Léon Thebault : « Je me suis engagé pour la première fois à 17 ans dans le cadre des marches pour le climat, en organisant celles de ma ville d’origine. Ensuite, j’ai débuté mon engagement politique chez EELV l’année dernière, lors des élections municipales parisiennes, pour David Belliard. À la rentrée, nous avons également lancé la première antenne étudiante du parti à Sciences Po. Nous nous sommes en effet rendu compte qu’EELV n’était pas représenté dans les universités, contrairement aux autres partis. J’ai proposé cette initiative à Julien Bayou [Secrétaire national du parti EELV, ndlr.], qui a tout de suite accepté. Aujourd’hui, nous travaillons à « faire des petits », notamment à la Sorbonne et Assas, mais aussi à Montpellier, Toulouse, Bordeaux et Poitiers. »
LPN : Comment est née cette tribune contre la proposition de loi dite « Sécurité Globale » ?
« Au sein d’EELV, nous nous sommes rendus compte qu’aucun parti politique ou syndicat de Sciences Po ne s’était réellement engagé contre le tournant sécuritaire du gouvernement Macron. Celui-ci a en effet débuté lors de la mise en place de l’état d’urgence sanitaire, conduisant à des restrictions de libertés importantes et à des atteintes à notre démocratie.
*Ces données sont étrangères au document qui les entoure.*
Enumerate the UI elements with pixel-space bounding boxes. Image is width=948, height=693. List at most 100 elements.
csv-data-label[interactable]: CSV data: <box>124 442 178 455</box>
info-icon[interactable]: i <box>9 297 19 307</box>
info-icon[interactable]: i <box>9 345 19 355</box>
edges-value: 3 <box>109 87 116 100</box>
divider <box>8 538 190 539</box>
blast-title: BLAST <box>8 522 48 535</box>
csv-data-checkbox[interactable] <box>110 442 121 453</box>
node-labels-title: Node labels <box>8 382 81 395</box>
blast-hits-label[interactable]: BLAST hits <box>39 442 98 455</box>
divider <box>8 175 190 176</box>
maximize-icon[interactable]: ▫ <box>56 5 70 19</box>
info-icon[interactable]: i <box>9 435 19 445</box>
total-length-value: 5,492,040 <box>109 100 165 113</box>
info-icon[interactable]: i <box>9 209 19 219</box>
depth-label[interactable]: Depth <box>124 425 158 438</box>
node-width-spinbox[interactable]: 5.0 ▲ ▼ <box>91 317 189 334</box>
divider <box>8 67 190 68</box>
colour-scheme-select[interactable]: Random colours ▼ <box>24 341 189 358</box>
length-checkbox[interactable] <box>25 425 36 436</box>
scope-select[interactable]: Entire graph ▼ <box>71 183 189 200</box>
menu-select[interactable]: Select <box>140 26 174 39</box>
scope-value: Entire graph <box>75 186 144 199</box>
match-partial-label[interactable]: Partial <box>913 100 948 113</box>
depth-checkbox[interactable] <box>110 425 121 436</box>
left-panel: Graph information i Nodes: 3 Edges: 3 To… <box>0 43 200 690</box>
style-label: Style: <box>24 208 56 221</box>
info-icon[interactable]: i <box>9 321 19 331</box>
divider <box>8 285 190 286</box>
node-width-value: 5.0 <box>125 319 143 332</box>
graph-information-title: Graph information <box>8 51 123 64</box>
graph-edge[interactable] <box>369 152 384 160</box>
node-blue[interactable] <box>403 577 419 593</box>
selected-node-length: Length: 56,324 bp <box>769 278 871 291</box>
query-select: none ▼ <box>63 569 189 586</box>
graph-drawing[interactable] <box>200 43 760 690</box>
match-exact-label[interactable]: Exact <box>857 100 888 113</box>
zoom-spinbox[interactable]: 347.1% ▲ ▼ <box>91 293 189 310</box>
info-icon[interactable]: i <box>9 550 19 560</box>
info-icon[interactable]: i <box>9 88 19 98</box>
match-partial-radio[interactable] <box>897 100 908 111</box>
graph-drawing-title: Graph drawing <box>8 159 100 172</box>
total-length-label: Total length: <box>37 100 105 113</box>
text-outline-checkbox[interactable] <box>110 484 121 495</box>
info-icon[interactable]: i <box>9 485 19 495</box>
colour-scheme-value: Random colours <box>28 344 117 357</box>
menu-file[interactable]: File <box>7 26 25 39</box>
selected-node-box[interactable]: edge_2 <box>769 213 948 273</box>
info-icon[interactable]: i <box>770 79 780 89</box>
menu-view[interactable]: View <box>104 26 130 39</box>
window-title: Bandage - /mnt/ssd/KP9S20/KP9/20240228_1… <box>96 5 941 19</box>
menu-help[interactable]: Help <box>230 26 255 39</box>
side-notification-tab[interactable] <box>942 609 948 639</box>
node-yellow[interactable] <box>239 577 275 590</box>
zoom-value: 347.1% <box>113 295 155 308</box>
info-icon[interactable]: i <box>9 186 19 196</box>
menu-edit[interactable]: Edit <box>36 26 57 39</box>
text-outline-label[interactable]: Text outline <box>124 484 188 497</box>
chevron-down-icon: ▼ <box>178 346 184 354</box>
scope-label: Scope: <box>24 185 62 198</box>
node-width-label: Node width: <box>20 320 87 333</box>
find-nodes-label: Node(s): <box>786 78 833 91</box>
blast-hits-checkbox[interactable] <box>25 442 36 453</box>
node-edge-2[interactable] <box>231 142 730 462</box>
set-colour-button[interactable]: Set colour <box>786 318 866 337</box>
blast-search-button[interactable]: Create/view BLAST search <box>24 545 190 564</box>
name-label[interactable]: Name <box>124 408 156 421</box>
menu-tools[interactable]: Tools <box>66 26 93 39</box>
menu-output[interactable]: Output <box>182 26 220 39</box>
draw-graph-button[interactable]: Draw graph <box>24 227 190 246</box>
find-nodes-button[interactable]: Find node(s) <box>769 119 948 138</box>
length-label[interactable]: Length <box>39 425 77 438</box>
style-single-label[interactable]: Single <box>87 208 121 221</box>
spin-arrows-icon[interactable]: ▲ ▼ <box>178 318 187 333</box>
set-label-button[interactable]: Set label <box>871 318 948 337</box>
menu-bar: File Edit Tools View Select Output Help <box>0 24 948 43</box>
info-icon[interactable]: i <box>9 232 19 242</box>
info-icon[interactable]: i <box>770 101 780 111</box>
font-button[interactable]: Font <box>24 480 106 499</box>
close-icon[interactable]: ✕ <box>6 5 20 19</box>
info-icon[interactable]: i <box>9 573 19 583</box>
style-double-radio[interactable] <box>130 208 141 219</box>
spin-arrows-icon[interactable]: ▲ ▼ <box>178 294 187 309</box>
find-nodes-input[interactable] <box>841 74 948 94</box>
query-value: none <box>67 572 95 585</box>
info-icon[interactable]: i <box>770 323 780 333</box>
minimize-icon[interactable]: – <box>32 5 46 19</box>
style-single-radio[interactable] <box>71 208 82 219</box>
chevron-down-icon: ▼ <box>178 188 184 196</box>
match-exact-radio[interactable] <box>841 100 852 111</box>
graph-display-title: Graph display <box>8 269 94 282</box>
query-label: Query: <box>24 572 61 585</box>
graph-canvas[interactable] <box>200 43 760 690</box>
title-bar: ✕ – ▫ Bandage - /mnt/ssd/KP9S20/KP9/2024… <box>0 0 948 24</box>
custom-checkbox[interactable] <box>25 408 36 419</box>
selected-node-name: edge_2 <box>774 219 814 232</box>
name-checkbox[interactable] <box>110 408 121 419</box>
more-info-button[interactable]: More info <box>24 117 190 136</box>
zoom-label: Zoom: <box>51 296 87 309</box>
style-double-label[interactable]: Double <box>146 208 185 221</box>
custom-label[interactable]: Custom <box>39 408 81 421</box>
Ensuite, ce tournant a été particulièrement frappant avec la loi de programmation pluriannuelle de la recherche (LPR). Au sein de celle-ci, un sénateur UDI – soutenu par la majorité gouvernementale – a notamment inséré un article disposant que toute mobilisation au sein d’un établissement du supérieur qui perturberait la tranquillité de son enseignement serait sanctionnée de 45 000€ d’amende et de 3 ans d’emprisonnement. Autrement dit, il s’agit d’une remise en cause de notre liberté de manifester, à nous, les étudiants et étudiantes, parce que se mobiliser au sein de notre fac est un des moyens à notre disposition les plus évidents. Et on ne parle pas que de blocage : demain, ne serait-ce que faire un sit-in en Péniche à Sciences Po ou venir avec une pancarte pourrait être sanctionné de 3 ans d’emprisonnement et 45 000€ d’amende. Il s’agit d’une privation de liberté immense, qui s’est évidemment aggravée avec la proposition de loi « Sécurité Globale ». Ça n’est pas pour rien qu’aujourd’hui des organismes internationaux mettent en garde le gouvernement français sur ses dérives relatives aux questions sécuritaires.
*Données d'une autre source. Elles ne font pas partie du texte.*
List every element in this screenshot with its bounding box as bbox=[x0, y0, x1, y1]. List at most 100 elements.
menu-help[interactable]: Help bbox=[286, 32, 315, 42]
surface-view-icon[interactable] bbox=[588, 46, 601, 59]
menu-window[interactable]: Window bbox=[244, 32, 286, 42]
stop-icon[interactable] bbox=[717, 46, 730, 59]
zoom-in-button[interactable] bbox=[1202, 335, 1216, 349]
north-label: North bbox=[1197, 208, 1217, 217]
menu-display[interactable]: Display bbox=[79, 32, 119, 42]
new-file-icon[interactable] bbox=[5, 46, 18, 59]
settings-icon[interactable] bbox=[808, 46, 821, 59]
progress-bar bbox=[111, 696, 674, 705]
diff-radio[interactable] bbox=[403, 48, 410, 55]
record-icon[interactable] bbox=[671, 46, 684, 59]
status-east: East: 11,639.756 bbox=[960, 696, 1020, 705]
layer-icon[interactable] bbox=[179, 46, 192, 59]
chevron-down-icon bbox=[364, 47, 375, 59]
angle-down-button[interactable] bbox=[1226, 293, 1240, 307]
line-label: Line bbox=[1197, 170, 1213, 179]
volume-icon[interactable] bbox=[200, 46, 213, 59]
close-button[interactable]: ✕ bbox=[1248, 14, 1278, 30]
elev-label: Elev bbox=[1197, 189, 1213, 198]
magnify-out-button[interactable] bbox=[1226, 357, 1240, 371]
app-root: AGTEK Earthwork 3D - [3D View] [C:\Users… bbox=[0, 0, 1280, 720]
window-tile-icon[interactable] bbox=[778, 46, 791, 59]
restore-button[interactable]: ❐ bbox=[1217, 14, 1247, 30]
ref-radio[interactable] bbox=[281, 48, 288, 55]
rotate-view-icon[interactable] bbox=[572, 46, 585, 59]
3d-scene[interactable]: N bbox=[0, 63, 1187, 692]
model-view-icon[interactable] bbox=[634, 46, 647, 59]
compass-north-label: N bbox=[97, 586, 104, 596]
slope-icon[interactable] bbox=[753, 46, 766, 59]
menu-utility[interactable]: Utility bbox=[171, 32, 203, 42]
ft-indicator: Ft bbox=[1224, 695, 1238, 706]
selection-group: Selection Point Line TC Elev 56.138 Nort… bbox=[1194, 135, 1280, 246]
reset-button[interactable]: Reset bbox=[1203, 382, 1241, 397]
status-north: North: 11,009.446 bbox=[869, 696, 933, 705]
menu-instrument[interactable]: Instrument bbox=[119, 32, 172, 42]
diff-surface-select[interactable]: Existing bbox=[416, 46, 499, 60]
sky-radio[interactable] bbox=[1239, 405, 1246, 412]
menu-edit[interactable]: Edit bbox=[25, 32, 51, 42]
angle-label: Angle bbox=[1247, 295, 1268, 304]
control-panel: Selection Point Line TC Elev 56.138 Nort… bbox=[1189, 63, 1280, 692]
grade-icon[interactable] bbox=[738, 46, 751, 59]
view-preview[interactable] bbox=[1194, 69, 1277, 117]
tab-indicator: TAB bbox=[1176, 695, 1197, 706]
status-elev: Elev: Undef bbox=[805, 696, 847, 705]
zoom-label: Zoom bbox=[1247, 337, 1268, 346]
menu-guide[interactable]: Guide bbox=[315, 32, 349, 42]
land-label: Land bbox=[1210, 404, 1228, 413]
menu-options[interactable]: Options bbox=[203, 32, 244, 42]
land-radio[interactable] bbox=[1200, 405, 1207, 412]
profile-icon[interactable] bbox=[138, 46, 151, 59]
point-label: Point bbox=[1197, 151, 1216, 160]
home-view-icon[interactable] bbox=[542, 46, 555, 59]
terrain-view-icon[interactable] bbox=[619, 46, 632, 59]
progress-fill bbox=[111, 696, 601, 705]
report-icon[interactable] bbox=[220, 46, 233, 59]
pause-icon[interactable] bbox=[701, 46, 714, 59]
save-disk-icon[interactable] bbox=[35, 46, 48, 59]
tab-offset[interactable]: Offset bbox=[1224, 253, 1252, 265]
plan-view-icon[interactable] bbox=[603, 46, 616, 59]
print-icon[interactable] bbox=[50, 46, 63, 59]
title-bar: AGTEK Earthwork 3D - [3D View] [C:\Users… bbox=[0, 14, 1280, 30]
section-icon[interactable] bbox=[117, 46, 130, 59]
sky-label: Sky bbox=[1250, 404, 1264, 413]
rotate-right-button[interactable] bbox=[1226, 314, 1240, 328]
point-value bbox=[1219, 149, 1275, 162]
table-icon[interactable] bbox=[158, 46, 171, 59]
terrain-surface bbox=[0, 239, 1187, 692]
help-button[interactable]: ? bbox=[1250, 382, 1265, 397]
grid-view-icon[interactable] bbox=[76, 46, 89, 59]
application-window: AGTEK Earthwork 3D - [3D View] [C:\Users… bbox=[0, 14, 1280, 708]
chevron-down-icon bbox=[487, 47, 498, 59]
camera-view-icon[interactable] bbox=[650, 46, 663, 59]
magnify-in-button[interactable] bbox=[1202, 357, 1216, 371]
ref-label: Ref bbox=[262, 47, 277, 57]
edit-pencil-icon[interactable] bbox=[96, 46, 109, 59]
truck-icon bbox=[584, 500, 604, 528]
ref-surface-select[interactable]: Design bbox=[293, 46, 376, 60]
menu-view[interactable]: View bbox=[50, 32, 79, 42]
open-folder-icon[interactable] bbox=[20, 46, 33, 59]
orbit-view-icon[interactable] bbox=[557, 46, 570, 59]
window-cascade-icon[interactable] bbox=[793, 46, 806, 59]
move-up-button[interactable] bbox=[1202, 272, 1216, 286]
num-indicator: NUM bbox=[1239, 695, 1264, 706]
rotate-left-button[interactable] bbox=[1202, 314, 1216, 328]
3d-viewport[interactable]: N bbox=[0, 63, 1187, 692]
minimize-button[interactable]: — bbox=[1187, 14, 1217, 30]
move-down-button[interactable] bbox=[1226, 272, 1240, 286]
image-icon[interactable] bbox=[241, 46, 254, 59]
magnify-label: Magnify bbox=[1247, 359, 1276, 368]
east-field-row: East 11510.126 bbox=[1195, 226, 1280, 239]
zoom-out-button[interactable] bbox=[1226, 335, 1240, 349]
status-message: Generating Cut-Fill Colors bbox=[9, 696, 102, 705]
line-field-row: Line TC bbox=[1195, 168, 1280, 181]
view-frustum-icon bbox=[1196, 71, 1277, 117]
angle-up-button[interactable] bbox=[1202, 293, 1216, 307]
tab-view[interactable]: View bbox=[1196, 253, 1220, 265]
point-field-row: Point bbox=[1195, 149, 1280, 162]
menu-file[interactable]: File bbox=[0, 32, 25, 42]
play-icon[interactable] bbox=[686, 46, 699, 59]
[La disposition de la loi de programmation pluriannuelle de la recherche prévoyant de punir d’un an d’emprisonnement et 7 500€ d’amende (3 ans et 45 000€ dans le cas d’une réunion) l’intrusion de personnes extérieures aux universités « dans le but de troubler la tranquillité » des établissements a été censurée par le Conseil Constitutionnel le 21 décembre 2020, ndlr.].
L’idée était donc de parvenir à un consensus entre partis politiques de gauche, syndicats et associations de Sciences Po, malgré nos différences. Nous voulions affirmer que la France que nous propose Emmanuel Macron, autoritaire et sécuritaire, n’est pas du tout la France dont nous, monde étudiant engagé, voulons. C’est à partir de ce moment que nous avons lancé cette initiative. Nous avons écrit cette tribune au sein d’EELV et avons ensuite contacté des partis de gauche, syndicats et associations. Nous n’avons eu que des retours très positifs, et surtout, nous avons réussi à dépasser nos clivages : il suffisait d’initier cette démarche. »
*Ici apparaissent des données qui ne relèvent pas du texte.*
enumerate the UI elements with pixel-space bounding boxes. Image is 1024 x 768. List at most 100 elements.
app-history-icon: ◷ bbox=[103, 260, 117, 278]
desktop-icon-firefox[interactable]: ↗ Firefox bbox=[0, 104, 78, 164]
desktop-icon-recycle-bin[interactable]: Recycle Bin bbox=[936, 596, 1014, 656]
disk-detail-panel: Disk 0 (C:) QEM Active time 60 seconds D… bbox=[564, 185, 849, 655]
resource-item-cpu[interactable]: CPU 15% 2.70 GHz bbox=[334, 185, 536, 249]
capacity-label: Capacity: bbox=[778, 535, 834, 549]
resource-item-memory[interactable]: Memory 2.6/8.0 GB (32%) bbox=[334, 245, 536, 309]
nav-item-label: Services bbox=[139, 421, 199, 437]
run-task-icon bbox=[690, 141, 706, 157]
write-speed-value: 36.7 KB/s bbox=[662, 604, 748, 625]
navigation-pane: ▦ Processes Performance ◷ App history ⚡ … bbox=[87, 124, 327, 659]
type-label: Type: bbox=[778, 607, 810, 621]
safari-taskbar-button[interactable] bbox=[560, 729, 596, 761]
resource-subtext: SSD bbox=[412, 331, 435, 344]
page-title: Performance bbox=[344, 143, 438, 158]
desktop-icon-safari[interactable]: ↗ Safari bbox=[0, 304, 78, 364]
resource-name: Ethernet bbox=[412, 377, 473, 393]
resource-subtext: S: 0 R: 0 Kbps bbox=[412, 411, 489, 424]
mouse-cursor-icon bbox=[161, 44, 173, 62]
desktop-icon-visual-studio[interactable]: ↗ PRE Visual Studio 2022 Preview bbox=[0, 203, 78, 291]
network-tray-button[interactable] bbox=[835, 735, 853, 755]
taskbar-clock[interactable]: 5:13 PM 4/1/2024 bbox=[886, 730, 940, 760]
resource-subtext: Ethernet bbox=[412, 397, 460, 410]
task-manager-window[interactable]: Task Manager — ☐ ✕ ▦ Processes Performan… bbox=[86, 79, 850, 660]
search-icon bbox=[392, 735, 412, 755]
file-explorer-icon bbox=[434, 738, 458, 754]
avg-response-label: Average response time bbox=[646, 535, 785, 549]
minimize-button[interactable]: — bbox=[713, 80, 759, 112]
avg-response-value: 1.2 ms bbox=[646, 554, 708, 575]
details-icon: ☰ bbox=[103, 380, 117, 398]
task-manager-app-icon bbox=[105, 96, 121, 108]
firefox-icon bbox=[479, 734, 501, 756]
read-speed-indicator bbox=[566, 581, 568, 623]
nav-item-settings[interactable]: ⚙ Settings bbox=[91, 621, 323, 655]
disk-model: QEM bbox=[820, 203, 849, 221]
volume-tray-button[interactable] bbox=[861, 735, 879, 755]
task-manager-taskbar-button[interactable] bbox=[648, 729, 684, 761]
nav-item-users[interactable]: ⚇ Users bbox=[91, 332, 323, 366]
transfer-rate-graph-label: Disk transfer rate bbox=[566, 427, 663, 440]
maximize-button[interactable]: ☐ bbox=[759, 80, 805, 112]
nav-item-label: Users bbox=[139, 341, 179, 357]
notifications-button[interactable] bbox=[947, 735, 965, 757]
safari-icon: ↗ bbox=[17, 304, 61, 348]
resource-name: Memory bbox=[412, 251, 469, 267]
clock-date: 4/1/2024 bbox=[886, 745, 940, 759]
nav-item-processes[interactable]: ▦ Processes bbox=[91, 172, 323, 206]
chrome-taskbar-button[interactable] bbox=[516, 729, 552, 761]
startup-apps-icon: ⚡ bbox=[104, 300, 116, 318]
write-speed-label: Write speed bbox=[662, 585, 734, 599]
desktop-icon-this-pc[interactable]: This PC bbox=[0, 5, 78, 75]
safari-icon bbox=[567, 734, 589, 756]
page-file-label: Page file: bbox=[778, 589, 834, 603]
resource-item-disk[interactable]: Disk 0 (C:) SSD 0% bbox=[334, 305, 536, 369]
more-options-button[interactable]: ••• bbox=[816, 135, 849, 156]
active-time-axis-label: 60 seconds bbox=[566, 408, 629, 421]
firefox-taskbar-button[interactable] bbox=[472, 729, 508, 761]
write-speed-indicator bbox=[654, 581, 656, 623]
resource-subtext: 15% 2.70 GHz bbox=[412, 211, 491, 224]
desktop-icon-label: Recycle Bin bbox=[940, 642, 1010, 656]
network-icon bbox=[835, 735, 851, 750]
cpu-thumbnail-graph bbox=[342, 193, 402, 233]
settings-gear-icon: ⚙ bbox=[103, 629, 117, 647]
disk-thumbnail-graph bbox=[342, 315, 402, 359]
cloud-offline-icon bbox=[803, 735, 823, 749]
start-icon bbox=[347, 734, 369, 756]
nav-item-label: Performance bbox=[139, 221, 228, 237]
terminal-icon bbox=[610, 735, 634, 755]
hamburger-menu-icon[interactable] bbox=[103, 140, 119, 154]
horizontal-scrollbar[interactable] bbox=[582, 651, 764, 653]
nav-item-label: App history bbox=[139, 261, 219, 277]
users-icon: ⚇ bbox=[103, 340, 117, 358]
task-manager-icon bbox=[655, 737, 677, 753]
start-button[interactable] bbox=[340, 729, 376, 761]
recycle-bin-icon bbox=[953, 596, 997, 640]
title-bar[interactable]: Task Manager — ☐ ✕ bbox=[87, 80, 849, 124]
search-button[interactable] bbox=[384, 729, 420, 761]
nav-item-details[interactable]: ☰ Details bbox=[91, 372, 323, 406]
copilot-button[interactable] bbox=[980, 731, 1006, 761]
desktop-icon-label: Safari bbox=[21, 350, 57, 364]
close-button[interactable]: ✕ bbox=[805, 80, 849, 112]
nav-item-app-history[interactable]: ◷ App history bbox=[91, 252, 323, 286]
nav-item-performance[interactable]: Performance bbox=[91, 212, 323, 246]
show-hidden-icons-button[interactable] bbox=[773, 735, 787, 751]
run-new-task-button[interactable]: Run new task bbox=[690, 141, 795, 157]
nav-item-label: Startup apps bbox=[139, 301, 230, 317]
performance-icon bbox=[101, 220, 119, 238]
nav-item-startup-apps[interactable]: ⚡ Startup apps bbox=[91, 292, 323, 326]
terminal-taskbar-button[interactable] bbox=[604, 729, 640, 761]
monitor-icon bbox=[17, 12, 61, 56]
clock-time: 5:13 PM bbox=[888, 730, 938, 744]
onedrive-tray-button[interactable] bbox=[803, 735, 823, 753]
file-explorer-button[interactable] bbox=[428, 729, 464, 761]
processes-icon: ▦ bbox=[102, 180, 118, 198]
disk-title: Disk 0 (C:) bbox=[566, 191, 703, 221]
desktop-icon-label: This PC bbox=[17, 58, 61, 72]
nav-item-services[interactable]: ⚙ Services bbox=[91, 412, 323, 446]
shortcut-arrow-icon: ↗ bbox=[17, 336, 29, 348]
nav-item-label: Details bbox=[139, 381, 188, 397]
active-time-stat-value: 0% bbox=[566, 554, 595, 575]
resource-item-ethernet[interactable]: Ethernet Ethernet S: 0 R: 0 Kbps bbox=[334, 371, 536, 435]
LPN : Peut-on parler d’une union de la gauche sciencespiste ?
« C’est ça qui est intéressant. On ne l’avait pas encore vu au sein de Sciences Po, mais cette tribune montre bien qu’il existe des convergences entre les divers partis de gauche. Bien entendu, il existe des différences, c’est pour cela que nous ne sommes pas tous dans le même parti. Mais il existe des questions, comme celle de la République, sur lesquelles nous sommes tous d’accord.
L’idée, c’est de ne pas s’arrêter là. Notre souhait est de continuer à échanger, à travailler ensemble et à co-construire des projets. Évidemment, nous ne sommes pas naïfs, nous savons que parfois cela ne fonctionnera pas. Mais dès que cela sera possible, il nous faut arriver à travailler ensemble. D’ailleurs, nous nous engageons dans cette démarche au-delà de Sciences Po : pour les élections régionales, EELV fait par exemple alliance avec Génération.s et quatre autres partis en Île-de-France. »
LPN : L’article 24 de la proposition de loi est probablement celui qui a fait couler le plus d’encre et sur lequel vous vous êtes le plus exprimés dans cette tribune. Pourquoi est-il problématique selon toi ?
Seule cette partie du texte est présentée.